In Java, arguments are passed to methods by value. This means that when you pass an argument to a method, the method receives a copy of the argument rather than a reference to the original object.

For example, consider the following code:

public class Main {
   public static void main(String[] args) {
      int x = 10;
      foo(x);
      System.out.println(x);  // Outputs 10
   }
   
   public static void foo(int y) {
      y = 20;
   }
}

In this code, the foo method is called with the argument x, which has a value of 10. Inside the foo method, the value of y is changed to 20. However, this change does not affect the value of x in the main method, because y is just a copy of x and the main method and the foo method operate on separate copies of the data.

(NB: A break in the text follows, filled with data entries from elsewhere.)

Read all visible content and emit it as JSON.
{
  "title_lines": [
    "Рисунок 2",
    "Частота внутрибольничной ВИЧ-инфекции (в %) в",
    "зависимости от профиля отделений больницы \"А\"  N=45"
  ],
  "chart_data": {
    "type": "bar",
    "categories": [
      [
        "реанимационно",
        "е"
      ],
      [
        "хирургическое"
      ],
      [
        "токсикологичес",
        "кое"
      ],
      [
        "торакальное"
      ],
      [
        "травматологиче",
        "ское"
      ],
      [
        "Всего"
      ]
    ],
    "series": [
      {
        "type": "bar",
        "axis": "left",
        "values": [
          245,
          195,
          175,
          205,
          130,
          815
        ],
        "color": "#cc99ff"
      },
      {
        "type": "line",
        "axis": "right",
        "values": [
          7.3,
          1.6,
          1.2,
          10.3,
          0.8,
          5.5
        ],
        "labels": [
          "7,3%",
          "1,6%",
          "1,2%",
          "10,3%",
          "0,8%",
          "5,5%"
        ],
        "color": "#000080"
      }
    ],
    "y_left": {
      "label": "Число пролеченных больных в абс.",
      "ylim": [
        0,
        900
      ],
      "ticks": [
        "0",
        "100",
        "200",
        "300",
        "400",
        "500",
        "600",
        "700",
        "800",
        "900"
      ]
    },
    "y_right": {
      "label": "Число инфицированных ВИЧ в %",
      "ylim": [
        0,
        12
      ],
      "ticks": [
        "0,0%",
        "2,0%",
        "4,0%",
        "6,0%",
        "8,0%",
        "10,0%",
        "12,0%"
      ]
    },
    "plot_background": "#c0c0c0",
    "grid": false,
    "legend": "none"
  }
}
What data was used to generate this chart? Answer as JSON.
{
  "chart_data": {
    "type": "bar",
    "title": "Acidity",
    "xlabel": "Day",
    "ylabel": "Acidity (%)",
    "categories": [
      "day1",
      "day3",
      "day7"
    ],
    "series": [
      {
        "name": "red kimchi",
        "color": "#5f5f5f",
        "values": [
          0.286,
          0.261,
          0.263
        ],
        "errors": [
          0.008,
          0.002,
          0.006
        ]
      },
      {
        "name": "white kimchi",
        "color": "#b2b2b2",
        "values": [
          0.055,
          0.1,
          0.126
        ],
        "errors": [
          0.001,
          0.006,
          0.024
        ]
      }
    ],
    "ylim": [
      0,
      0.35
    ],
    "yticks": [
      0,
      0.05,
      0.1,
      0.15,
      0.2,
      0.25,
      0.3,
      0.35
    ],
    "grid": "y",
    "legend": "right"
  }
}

It's worth noting that while Java uses pass-by-value for primitive types like int and double, it uses pass-by-reference for objects. This means that when you pass an object to a method, the method receives a reference to the object, not a copy of the object. However, the reference itself is passed by value.

For example:

public class Main {
   public static void main(String[] args) {
      MyObject obj = new MyObject();
      obj.x = 10;
      foo(obj);
      System.out.println(obj.x);  // Outputs 20
   }
   
   public static void foo(MyObject y) {
      y.x = 20;
   }
}

class MyObject {
   int x;
}

In this code, the foo method is called with the argument obj, which is an instance of the MyObject class. Inside the foo method, the value of y.x is changed to 20. This change is reflected in the main method, because y is a reference to the same object as obj, and both references point to the same object in memory. However, the reference itself is passed by value, so the main method and the foo method do not share the same reference.